Князь, конечно, имел возможность облегчить настрой преступника, но не торопился. и отнюдь не из садомазохизма, как вы можете подумать. Нет, злодей должен дойти до такого стояния, чтобы молить о помощи своих тюремщиков, а не кочевряжится. Именно для этого он постарался помочь бывшему трактирщику.

Я, — сказал он многозначительно, — не могу обещать за самого государя императора. Но я постараюсь уговорить его заменить казнь другим наказанием. Например, многократным публичным покаянием среди простого населения, а в начале на допросе. Но это может произойти только при полном твоем сотрудничестве с жандармским управлением.

— Хм, — усомнился его прямой начальник Бенкендорф. Но подумав, признал: — государь может вполне согласиться. Ведь, при всем при том, вы все же его поданный! А государь это всегда высоко оценивает.

— Спасите меня и от смерти, — вдруг рухнул на колени душегуб, — век буду за вас Богородицу молить.

Сотрудники переглянулись.

— Нет, — отказался князь Долгорукий от такой сомнительной чести, — молить за нас Богородицу не стоит — очень сомнительно, что ответит. А вот рассказать о своих гнусных грабежах и кровавых убийствах очень даже надо. И нам, и народу публично.

— Все как есть доскажу, ваше сиятельство, — поклялся Савин. Попытался было перекрестится на иконы красного угла, но, конечно же, не нашел. Все-таки допросная — это не церковь, здесь не Богу молятся.

Тогда перекрестился на Елену Федоровну, сочтя ее определенным эрзацем Богородицы, и смутив ее до предела, а злодеев допрашивают и даже бьют для вразумления.

— Я вижу, здесь две проблемы, — обратил внимание князь Долгорукий окружающих и особенно трактирщика, — первое, как вас спасти от мучительной смерти. И я так и не услышал от преступника его желания избавиться от сожжения на костре. Вам действительно все равно, как умирать?

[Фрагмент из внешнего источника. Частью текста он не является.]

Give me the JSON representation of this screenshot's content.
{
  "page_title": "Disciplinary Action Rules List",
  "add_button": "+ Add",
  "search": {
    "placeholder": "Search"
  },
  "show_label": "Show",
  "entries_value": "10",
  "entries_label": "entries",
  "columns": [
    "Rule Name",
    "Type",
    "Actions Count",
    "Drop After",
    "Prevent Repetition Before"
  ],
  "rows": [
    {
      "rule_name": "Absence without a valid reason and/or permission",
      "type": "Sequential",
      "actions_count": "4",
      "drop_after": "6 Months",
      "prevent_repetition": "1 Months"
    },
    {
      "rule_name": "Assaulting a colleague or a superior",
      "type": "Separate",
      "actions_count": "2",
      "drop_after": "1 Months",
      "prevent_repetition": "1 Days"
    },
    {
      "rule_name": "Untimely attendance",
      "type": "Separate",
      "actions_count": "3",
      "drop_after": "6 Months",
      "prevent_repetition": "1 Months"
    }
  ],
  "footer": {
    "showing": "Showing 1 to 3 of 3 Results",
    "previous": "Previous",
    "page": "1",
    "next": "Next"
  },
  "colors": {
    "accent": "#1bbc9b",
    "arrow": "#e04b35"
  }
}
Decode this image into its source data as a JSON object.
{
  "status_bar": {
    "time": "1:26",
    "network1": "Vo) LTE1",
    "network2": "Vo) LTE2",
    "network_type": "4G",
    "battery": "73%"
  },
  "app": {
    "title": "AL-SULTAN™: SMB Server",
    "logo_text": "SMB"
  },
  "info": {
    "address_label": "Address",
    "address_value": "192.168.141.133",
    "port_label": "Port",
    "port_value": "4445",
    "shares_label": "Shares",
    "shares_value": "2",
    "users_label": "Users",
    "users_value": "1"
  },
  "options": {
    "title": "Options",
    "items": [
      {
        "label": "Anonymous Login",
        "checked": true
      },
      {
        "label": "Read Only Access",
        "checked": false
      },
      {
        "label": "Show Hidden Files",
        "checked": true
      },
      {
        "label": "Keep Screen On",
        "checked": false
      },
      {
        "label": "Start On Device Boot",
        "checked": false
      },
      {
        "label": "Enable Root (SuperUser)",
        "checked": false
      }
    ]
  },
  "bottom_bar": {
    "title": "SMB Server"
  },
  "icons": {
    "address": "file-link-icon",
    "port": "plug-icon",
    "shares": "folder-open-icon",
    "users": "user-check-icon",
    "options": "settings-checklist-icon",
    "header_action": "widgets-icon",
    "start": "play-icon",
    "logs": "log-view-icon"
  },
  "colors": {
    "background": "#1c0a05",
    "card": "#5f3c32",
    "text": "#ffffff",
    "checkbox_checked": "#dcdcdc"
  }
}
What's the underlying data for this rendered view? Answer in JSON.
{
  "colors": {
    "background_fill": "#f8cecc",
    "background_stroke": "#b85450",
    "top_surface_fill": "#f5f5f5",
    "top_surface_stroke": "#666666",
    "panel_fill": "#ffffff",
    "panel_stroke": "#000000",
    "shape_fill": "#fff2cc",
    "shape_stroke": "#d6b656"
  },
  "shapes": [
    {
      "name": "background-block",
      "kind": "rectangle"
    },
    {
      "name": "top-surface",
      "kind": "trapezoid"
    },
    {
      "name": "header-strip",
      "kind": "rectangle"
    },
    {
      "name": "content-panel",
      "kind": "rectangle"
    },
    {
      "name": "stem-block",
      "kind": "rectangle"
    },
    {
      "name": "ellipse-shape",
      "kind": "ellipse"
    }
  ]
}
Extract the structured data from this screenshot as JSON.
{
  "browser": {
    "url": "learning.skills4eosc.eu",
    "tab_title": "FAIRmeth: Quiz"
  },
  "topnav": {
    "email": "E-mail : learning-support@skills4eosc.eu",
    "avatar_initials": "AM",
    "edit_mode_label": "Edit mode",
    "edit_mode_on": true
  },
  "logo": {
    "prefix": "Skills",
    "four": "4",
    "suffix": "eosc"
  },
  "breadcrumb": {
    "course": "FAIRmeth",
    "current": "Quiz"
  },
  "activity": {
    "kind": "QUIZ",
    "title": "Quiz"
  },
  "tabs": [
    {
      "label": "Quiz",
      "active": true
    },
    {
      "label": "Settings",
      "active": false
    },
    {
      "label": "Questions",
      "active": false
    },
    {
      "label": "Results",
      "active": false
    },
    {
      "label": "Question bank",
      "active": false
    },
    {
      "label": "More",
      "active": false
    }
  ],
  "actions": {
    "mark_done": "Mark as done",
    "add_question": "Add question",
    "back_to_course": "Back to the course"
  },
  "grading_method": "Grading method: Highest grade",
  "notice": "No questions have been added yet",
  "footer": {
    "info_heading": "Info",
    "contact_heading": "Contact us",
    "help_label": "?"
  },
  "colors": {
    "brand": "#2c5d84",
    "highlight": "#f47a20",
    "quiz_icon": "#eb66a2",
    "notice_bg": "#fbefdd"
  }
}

И второе после первого — как вообще избавиться от статей УК Российской Империи, дарующих смерть. Нуте — с?

— Что мне надо делать? — взмолился запутанный Савин. Если бы ему говорили только о мучительной смерти, то он, возложа молитву на Господа Бога, сжав зубы, молчал бы и ждал этого костра. Но этот странный господин, который так легко говорит от имени его императорского величества, даже не намекает, а прямо говорит о возможности спастись от костра, а то и от смерти.

— Для тебя — каяться и чистосердечно во всем признаться, — обратил к нему острый взгляд Константин Николаевич, — а нам — получив признание, соединить его в логическую картину преступления. И с этим пойти к императору. А там… Его императорское величество бывает добр. По крайней мере, есть некоторый шанс.

— Спрашивайте меня, милостивые господа! — вскричал еще недавно упрямо молчавший преступник.

— М-гм, — удивленно покряхтел Бенкендорф, обратился к находившемуся здесь чиновнику жандармского управления: — Алексей Григорьевич, будьте любезны, ведите допрос.

Князь, немного послушав Савина — а преступник пел, как соловей, — негромко отпросился у шефа жандармов, предложив, как положено, руку своей будущей жене.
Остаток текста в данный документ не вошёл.